L is for Lay-In

Today’s Behind Bars themed blog for the A-Z Blog Challenge is the letter “L” and the word is “Lay-In”.  This is probably a hyphenated word made of the two words “lay” and “in” and could be considered the opposite of the word “Lay-Out” frequently used in the so-called Free World (outside the prison setting.)  However, this is not the case.  In fact, the two terms means the exact same thing.  If you are involved in something, work, athletics, whatever and you are ill or have other problems, you might want to “lay-out” of the activities for awhile in order to recouperate.  “Lay-In” as used behind bars, oftentimes, means the exact same thing if the “lay-in” is for medical purposes, i.e. doctor’s appointment, recovery, illnesses, therapy, etc.  But that is where the similarity ends betwixt “lay-in” and “lay-out” ends.

Behind Bars, a “lay-in” is an extremely useful tool.  And the uses are practically unlimited since the incarcerated mind is unfettered in its ability to soar into the highest altitudes of creative thinking possible for the human mind.  If offenders put as much effort into their creative use of the “lay-in” into other, more lucrative, more productive subjects, most of them would be very, very wealthy individuals and would probably never have been incarcerated in the first place, or at least, they may have gotten away with the crimes of which they were convicted.
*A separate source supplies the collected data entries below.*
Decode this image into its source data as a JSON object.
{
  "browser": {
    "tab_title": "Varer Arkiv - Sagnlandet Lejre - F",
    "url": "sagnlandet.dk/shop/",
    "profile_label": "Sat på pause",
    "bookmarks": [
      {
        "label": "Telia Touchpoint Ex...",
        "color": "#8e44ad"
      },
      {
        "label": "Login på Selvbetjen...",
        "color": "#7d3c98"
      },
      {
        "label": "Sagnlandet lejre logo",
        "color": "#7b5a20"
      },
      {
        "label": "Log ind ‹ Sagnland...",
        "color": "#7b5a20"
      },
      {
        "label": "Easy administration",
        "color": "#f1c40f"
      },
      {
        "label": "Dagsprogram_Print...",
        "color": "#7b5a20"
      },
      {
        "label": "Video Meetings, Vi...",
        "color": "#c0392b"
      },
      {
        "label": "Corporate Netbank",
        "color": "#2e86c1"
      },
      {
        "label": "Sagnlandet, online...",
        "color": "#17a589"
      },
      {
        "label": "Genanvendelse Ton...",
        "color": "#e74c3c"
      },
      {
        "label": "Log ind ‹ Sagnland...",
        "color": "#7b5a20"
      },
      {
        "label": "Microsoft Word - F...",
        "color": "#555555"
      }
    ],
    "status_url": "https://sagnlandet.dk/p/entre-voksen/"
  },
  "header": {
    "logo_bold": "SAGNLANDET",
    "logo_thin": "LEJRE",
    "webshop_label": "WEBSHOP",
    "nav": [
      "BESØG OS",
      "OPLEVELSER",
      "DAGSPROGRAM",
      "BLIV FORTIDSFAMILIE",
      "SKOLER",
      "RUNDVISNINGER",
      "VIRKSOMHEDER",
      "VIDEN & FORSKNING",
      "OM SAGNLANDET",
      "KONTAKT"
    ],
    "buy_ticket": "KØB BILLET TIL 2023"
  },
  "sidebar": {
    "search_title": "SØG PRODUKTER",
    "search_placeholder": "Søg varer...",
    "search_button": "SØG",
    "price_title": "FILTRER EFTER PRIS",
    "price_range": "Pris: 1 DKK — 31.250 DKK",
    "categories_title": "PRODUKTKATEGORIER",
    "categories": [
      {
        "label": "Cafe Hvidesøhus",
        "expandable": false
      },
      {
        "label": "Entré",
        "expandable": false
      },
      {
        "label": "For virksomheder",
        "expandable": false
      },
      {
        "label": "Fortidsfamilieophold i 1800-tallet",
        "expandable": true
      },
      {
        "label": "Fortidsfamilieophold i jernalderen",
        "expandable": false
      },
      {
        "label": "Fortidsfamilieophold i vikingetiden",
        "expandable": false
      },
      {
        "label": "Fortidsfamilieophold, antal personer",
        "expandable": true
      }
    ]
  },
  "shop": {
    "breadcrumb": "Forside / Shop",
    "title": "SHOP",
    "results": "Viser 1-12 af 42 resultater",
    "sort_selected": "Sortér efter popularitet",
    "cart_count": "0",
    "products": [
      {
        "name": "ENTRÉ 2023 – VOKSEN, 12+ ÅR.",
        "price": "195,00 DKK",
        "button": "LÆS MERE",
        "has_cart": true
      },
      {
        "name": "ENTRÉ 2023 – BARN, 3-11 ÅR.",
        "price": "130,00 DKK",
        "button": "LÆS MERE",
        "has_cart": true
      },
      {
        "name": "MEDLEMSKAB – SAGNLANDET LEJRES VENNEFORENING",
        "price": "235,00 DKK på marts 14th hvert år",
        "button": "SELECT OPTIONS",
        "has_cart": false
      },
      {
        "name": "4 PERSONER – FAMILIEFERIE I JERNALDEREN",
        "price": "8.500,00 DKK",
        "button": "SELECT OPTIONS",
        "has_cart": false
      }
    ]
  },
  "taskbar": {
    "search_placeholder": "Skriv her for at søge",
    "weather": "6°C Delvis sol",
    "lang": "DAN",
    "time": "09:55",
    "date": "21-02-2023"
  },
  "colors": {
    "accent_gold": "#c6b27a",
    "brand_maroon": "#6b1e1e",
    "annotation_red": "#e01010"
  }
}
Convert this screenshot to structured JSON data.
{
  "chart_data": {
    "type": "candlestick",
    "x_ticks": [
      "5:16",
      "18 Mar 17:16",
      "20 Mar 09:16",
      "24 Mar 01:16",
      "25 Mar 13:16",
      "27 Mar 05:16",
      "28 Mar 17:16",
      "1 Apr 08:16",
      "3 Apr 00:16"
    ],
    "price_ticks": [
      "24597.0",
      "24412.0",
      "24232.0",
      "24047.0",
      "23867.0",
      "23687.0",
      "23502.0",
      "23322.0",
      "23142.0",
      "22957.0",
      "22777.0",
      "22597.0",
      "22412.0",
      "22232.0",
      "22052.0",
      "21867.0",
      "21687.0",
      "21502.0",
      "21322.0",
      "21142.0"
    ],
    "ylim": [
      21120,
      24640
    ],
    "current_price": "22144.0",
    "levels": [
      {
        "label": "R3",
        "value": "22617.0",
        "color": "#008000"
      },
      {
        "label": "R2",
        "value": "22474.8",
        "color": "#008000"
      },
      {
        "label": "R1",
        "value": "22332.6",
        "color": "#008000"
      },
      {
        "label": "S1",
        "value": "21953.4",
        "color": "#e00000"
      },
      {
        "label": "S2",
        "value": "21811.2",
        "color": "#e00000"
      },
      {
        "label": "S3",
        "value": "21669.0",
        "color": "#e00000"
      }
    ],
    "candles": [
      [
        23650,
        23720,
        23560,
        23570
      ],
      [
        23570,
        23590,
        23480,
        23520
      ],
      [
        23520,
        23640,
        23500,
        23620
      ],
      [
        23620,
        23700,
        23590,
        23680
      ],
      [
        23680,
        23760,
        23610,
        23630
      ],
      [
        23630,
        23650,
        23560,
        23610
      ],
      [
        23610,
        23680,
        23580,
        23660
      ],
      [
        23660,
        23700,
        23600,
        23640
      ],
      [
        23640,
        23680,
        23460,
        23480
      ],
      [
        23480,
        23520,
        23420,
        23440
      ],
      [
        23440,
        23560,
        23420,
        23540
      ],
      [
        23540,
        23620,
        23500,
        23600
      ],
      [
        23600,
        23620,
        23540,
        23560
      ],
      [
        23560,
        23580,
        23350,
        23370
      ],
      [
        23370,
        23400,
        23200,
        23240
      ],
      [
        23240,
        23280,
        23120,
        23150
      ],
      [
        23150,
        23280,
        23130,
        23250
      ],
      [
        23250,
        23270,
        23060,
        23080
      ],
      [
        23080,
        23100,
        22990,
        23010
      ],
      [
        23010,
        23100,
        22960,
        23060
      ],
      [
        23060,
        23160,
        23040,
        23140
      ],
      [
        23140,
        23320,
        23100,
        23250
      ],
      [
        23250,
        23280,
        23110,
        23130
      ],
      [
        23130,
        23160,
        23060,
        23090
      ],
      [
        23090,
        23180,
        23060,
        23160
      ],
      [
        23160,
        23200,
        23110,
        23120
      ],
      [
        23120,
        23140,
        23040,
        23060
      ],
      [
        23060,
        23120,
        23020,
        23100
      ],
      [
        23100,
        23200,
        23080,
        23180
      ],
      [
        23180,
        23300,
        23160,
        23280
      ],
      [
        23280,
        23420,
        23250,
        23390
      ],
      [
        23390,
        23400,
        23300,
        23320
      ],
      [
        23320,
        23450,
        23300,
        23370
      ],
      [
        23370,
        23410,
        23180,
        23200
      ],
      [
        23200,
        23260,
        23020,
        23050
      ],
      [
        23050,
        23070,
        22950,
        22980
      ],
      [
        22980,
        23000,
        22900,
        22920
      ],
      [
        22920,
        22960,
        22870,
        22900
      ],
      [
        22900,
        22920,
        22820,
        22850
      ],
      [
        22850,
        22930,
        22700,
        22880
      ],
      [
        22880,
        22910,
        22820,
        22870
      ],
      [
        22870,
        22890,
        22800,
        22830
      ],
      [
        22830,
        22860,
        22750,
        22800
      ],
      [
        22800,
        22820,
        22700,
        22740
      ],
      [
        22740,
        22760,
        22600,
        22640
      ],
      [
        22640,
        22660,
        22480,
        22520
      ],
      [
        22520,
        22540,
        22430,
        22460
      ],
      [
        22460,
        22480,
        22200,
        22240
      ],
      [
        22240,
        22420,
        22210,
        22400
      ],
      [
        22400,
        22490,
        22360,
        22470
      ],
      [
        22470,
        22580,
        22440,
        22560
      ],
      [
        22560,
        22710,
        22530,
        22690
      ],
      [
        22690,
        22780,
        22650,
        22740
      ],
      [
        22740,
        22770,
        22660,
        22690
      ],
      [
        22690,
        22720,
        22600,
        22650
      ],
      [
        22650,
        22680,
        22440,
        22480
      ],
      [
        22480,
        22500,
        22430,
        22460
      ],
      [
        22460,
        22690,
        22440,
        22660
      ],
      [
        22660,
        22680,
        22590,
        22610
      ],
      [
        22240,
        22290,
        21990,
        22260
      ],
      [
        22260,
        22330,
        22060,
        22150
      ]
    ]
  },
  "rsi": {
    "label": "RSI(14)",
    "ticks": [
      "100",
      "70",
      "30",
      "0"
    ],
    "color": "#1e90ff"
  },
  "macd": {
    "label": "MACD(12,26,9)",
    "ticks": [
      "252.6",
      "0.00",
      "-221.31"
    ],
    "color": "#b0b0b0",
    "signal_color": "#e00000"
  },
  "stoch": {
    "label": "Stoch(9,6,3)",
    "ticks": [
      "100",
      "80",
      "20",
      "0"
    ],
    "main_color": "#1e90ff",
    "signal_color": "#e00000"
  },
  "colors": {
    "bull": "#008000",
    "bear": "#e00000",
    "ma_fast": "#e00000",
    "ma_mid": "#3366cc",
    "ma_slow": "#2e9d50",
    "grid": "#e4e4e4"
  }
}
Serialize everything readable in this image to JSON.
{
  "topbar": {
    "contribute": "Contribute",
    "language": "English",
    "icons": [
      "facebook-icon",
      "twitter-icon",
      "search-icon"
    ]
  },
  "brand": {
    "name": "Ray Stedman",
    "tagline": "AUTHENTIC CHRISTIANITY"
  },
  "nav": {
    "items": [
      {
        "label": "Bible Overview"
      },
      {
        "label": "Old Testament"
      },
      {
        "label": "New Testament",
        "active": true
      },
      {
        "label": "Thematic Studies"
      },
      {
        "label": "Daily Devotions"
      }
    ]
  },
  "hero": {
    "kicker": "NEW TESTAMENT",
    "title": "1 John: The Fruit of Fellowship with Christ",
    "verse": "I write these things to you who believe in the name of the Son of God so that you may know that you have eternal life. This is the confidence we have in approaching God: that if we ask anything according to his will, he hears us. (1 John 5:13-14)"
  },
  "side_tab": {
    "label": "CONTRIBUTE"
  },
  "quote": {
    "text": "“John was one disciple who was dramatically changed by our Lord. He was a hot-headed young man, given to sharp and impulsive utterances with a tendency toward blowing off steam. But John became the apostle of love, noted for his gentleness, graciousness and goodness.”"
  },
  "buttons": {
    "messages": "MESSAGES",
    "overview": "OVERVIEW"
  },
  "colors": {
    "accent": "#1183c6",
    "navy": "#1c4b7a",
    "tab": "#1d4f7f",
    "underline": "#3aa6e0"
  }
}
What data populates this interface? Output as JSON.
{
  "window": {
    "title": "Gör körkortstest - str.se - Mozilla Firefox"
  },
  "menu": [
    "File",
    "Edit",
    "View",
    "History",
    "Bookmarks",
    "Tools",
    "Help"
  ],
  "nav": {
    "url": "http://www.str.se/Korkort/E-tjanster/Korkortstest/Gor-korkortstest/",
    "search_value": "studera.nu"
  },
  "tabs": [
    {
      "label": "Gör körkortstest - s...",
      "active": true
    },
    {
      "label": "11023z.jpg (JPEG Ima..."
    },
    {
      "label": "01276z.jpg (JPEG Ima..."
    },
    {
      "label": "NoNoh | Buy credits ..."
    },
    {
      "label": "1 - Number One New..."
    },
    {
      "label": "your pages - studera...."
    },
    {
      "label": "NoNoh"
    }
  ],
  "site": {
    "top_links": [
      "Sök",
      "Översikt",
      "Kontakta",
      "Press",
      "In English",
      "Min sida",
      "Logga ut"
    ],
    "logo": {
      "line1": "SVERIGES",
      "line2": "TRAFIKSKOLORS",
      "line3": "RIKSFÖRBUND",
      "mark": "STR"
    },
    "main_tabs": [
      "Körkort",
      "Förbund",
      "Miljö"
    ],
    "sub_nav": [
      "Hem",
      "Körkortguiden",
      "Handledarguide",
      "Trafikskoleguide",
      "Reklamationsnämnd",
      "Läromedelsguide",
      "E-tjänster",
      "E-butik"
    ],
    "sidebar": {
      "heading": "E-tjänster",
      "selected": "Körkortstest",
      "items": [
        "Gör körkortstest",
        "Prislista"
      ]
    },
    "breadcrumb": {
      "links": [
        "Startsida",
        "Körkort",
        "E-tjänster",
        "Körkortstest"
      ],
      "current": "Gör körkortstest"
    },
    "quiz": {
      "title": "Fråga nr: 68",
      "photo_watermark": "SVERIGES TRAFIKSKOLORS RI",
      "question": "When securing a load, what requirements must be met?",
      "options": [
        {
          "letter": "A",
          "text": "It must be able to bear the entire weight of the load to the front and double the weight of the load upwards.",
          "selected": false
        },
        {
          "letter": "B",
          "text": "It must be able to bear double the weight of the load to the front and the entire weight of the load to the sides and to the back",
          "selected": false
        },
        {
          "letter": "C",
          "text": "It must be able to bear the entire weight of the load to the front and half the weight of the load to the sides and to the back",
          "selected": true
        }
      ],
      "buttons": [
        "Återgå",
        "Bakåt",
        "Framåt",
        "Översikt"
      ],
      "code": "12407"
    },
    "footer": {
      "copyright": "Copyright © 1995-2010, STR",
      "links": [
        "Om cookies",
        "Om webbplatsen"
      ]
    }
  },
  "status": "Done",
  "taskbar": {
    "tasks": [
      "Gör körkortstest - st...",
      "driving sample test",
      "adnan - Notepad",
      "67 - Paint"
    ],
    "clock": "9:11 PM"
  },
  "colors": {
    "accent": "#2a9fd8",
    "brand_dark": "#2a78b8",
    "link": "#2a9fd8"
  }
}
For example, let’s assume that a certain individual does not want to participate in the work program.  In the prison setting in which I worked, offenders were required to work in order to be eligible for many of the programs established for their so-called rehabilitation and/or reintegration into society.  And let’s say that this individual has no major medical problems or other conditions preventing him/her from working in the laundry folding clothes, or in the yard picking up trash, or in the kitchen running a dishwasher.  This individual has a problem:  He/she is healthy and… Behind Bars.  Now this is not a good thing because he/she will be expected to not only work, but will also have to participate in educational programs and other programs as well, such as Alcoholic’s Anonymous or Drug Rehab classes or, even expected to take classes to learn English, if they cannot speak or understand English well enough to get along.

It becomes a driving force in the offender’s life to find new and creative ways to have themselve “laid-in” whenever worktime, schooltime or program time rolls around.  In order to cut this short, I will simply list a number of excuses offenders have used to procure “lay-ins”:

Back Injury, Dizziness, Chest Pains, Eye Strain, Allergies, Stress, Paranoia, Hearing Voices, Aversion to Smells, Fear of heights, Death in the Family, Breaking up with girlfriend, wife, baby-mama, Depression, Psychosis, Toothache, Headache, Insomnia, Hemorrhoids, Ingrown Toenails, Hangnails, Nausea, Vomiting, Diarrhea, Sleepiness, Fear of Staff, Fear of Retaliation, Fear of this, Fear of that, etc, etc.

Now I will attempt to list from memory of some of the restrictions obtained from various authorities within the prison system.

Pro-longed walking, Pro-longed sitting, Pro-longed standing, No lifting over ?? pounds, No pushing, No pulling, No reaching, No bending, No squatting, No walk on wet/uneven surfaces, No excessive heat, No excessive cold, No fumes/strong smells, No loud noises, No complicated instructions, No exposure to sunlight (reserved for vampires), No repetitive use of hands, No working around machines with moving parts.

The more restrictions you can get placed on your record, the less likely it is that a job or program will be found for which you are suited.  I was sometimes amazed at the number of restrictions placed on certain offenders and wondered how they managed to get through the day… hmmm.

2 thoughts on “L is for Lay-In

  1. If I ever decide to write a book involving prison time, I know where to come for research! Your in-depth posts on the topic are quite impressive 🙂

  2. Patty Craig says:

    There are people like that outside too. I often wondered about all the time spent on trying to rob a bank or steal a painting you see in the movies? And glamourized and glorified too.